Both have their upsides and downsides, and without active implementations, it's not obvious that one would have dramatically better performance when used. An API designed to wrap the AST to track changed could conceivably be written to wrap either approach, either by cloning the node and all parent nodes whenever a node was mutated, or by invalidating the cache for the node and all parents.

  • Pro immutable:

    • It's likely that freezing the whole AST would make it harder for the average user to throw together a transform themselves. That could be avoided by not actually freezing it, and performing a diff unless the plugin has explicitly opted in to immutability. A good wrapper mutation API could fix this concern though.
    • Avoids the concept of one central channel for invalidation, because object identity provides this.
  • Pro invalidation

    • Potentially less GC overhead since only cached data is recreated, not AST nodes themselves. This could maybe be avoided if reallocation was delayed until absolutely necessary.
    • Possibly easier for users to understand.

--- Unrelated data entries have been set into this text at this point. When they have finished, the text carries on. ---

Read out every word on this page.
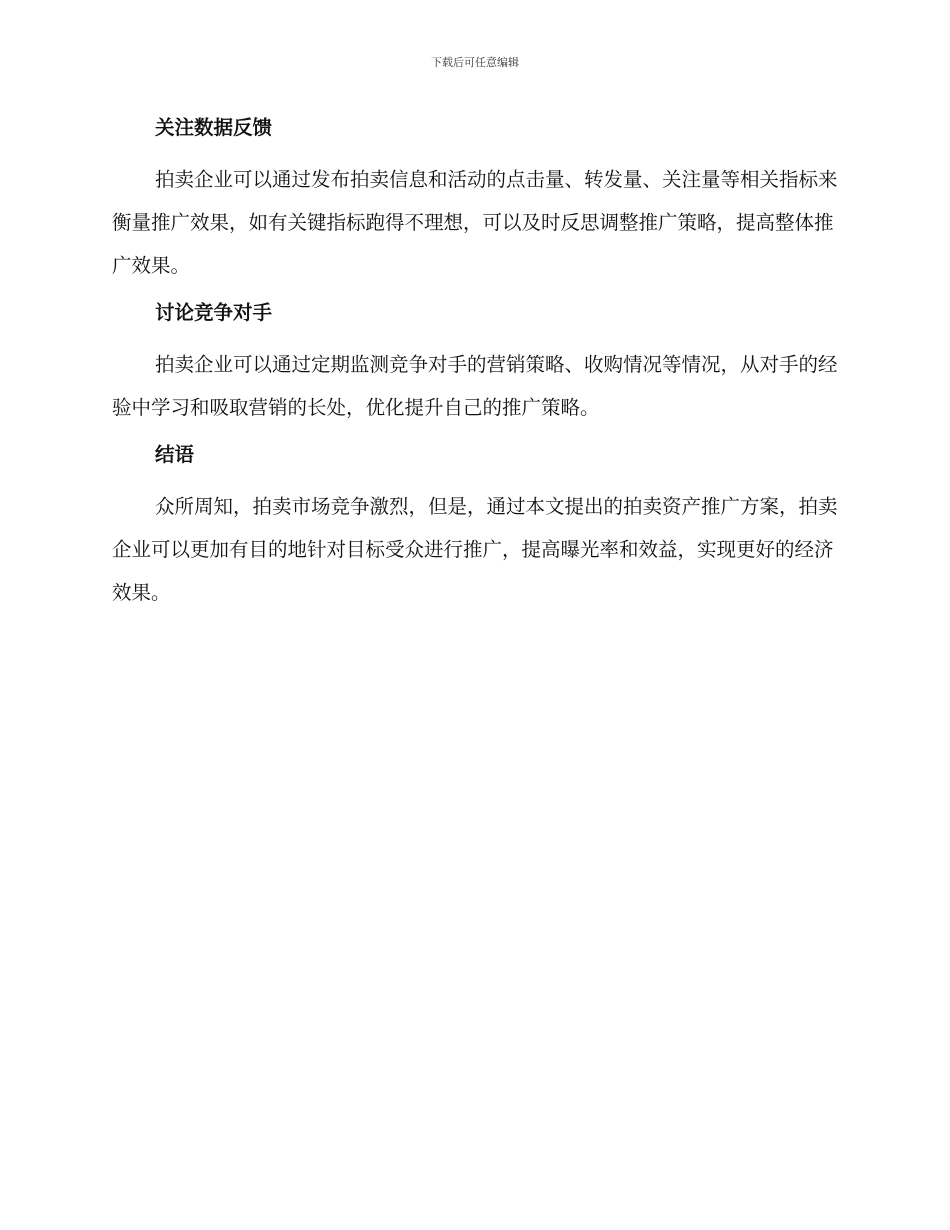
下载后可任意编辑
关注数据反馈

拍卖企业可以通过发布拍卖信息和活动的点击量、转发量、关注量等相关指标来衡量推广效果，如有关键指标跑得不理想，可以及时反思调整推广策略，提高整体推广效果。

讨论竞争对手

拍卖企业可以通过定期监测竞争对手的营销策略、收购情况等情况，从对手的经验中学习和吸取营销的长处，优化提升自己的推广策略。

结语

众所周知，拍卖市场竞争激烈，但是，通过本文提出的拍卖资产推广方案，拍卖企业可以更加有目的地针对目标受众进行推广，提高曝光率和效益，实现更好的经济效果。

Logan is currently thinking of an API along the lines of:

import root from "babel-query"

export default function(ast, options){
return root(ast, (program) => {
// process each class declaration in it's own context to avoid having to adjust other stuff.
program.queryContext("ClassDeclaration").forEach(declar => {
const props = declar.child().children();

props.forEach(prop => {
if (prop.child("key").get("name") === "newKey") return;

prop.setChild("key", t.identifier("newKey"));
});
});
});
}

which again, could be backed by either approach above.

Who knows how well this will all work out, but it's where we're at at the moment.